New Lab Mice Mimic Sex Bias in Rheumatoid Arthritis

Humanized mouse model may help explain women's increased risk of autoimmune disease

WEDNESDAY, Jan. 3 (HealthDay News) -- New humanized HLA-DR4-transgenic mice mimic the autoimmune responses of human rheumatoid arthritis patients and the increased incidence of the disease in females, researchers report in the January issue of Arthritis & Rheumatism.

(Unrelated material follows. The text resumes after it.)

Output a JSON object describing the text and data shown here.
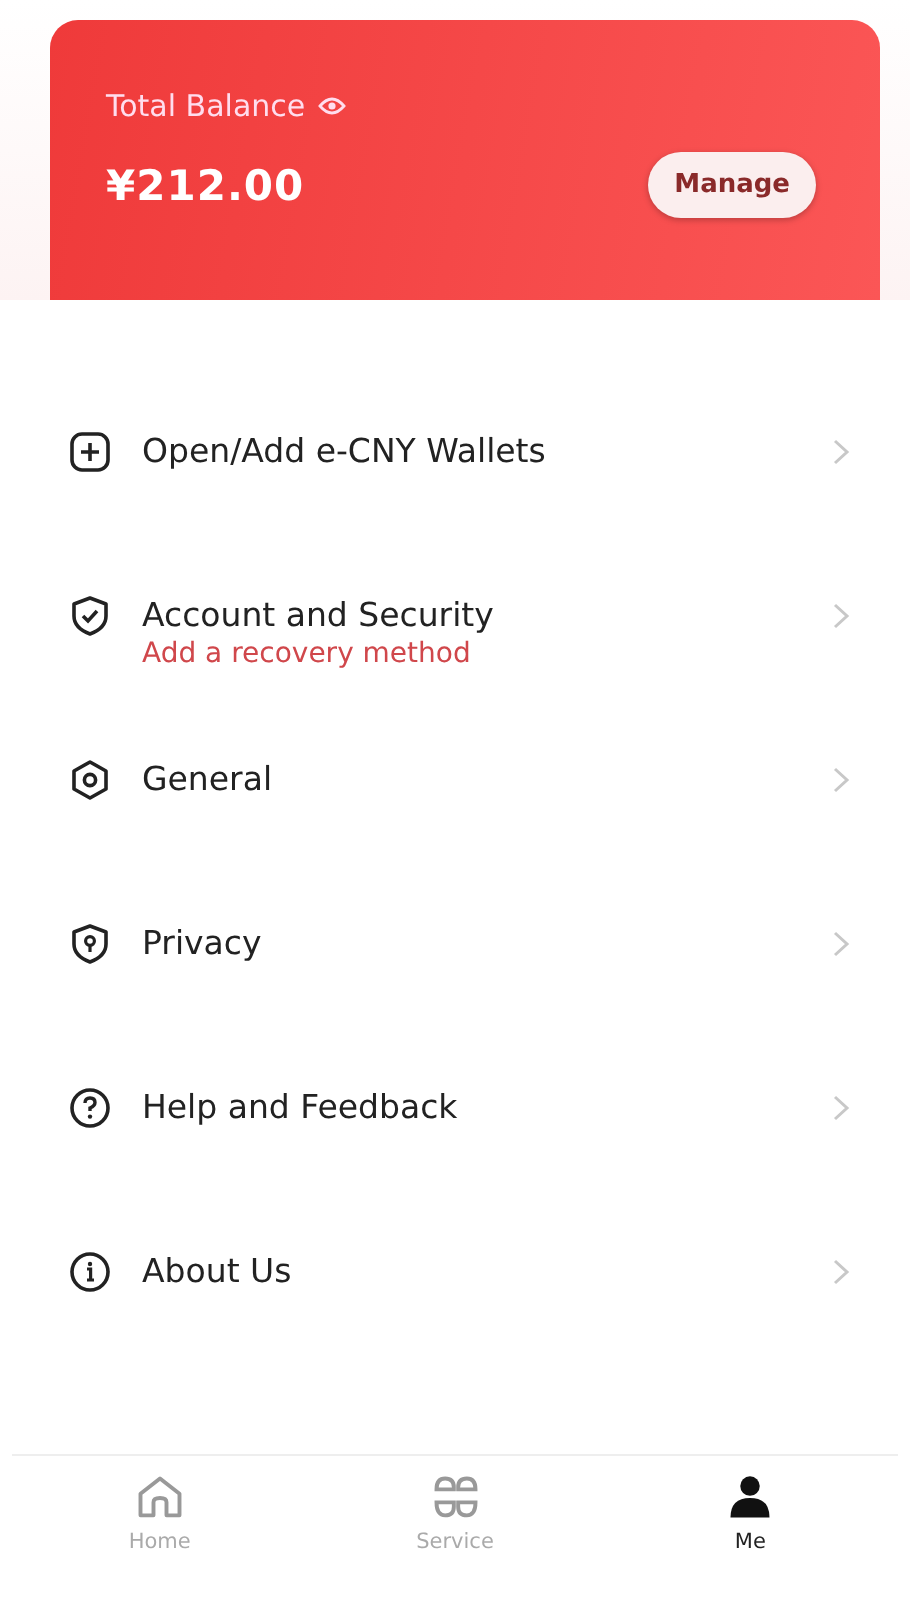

Veena Taneja, Ph.D., of the Mayo Clinic in Rochester, Minn., and colleagues created genetically modified mice with a well-established rheumatoid arthritis susceptibility: the allele HLA- DRB1-0401. They injected the mice with type II collagen to initiate collagen-induced arthritis.

The mice that developed arthritis produced rheumatoid factors and other features strikingly similar to humans, including auto-antibodies to type II collagen, increased expression of class II molecules T cells and production of pro-inflammatory cytokines. The investigators also found that the female mice were three times as likely to develop arthritis as the male mice.

"Sex hormone balance is a crucial factor in the regulation of immune and inflammatory responses, including complex autoimmune diseases such as systemic lupus erythematosus," states the author of an accompanying editorial. "Modulation of this balance should represent part of advanced biologic treatments for rheumatoid arthritis. Sharing the sex hormone effects of the human disease, the new humanized mouse may provide a better model with which to study the pathogenesis and treatment of arthritis."